Apples can be classified as sweet, bittersweet or sharp. A tasting of nonalcoholic commercial ciders - both fresh and sparkling - revealed that most are made from sweet varieties. Though I found some subtle differences, most were as sugary as Halloween candy.
The most popular and widely distributed fresh apple cider in the country is Zeigler's Old Fashioned Apple Cider ($2.50 for a half gallon), made in Lansdale. It tastes remarkably like liquefied applesauce, with fresh, pure, clean apple flavor.

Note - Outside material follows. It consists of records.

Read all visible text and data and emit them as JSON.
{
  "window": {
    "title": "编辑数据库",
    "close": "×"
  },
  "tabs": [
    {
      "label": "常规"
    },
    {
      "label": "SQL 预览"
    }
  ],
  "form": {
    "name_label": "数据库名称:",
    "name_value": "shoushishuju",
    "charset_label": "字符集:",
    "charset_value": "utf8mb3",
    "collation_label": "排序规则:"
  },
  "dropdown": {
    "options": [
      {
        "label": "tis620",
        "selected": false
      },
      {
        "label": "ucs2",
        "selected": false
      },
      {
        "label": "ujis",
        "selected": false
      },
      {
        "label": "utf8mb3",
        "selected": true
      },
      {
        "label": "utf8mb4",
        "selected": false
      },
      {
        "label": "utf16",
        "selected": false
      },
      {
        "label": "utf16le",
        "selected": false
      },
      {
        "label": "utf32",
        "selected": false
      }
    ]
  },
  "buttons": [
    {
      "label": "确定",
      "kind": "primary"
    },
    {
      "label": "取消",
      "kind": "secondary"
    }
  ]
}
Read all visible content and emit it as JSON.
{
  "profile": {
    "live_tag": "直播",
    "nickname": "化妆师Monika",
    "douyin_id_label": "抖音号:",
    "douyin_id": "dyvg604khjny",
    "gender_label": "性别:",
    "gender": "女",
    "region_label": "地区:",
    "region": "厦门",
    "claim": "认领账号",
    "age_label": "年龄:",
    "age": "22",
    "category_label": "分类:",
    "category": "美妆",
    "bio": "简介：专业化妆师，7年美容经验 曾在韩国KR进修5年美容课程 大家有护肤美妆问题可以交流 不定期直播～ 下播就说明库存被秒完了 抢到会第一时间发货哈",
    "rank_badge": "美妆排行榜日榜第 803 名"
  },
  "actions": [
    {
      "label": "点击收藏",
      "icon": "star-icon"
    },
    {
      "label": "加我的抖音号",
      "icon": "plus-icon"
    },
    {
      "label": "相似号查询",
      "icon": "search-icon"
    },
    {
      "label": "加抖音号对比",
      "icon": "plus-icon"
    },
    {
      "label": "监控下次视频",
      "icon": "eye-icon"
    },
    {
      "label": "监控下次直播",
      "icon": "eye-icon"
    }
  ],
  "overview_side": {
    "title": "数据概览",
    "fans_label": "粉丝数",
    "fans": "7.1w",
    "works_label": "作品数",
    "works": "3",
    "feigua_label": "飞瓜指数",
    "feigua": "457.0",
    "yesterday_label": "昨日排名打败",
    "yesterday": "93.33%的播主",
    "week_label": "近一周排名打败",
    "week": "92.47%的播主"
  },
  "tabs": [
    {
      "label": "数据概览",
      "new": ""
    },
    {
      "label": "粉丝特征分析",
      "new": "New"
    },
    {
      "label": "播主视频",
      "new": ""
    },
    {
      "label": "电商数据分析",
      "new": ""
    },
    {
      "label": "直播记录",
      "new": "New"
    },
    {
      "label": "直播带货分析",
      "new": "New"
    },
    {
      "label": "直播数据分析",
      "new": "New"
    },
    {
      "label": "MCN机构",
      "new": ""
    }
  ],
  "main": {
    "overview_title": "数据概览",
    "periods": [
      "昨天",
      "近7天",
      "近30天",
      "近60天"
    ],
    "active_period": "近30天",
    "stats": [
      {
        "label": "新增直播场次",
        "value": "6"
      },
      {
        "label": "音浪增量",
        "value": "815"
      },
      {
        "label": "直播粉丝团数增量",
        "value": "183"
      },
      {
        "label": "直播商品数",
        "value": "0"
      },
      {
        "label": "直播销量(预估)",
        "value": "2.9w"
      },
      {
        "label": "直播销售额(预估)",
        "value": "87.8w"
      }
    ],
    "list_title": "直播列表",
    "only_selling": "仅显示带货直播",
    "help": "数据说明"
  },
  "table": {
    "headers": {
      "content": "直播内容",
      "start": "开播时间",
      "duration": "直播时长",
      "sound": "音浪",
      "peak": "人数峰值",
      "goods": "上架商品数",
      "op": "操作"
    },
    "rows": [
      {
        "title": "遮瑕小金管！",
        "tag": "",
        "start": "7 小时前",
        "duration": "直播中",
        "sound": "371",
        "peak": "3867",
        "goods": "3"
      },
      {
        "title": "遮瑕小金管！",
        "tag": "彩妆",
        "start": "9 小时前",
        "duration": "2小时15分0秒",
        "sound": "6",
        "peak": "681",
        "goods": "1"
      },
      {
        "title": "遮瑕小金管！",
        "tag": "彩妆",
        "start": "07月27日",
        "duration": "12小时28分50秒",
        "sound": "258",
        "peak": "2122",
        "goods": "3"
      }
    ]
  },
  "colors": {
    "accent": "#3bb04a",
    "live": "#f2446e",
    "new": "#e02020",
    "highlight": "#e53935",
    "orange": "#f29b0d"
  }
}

Orchard Valley Apple Cider ($2.99 a half gallon), sold at Whole Foods Markets, is a thick, creamy cider with a consistency and flavor more reminiscent of apple butter.
My favorite cider was also the cheapest. Autumn Harvest brand, purchased at Produce Junction (many locations around the Philadelphia region) for $1.50 a half gallon, had a more sophisticated aroma and tart, crisp acidity.
A sampling of sparkling apple ciders revealed more sugary syrups.
Martinelli's Sparkling Cider ($3.29 for 750 milliliters) had a delicious apple fragrance and full-throttle fruit flavors with a honeyed character.
More subtle was R.W. Knudsen's Sparkling Crisp Apple Cider ($2.69 for 750 ml), which had tart, bittersweet, almost winelike complexity.
Finally, there was nonalcoholic Apple Beer, a Bavarian beverage made in Utah that tasted like apple juice diluted with carbonated sugar water. It was light and bland with little apple flavor and, despite being fortified with Vitamin C, seemed anemic. At $1.99 for just 12 ounces, it left a sour taste in my mouth.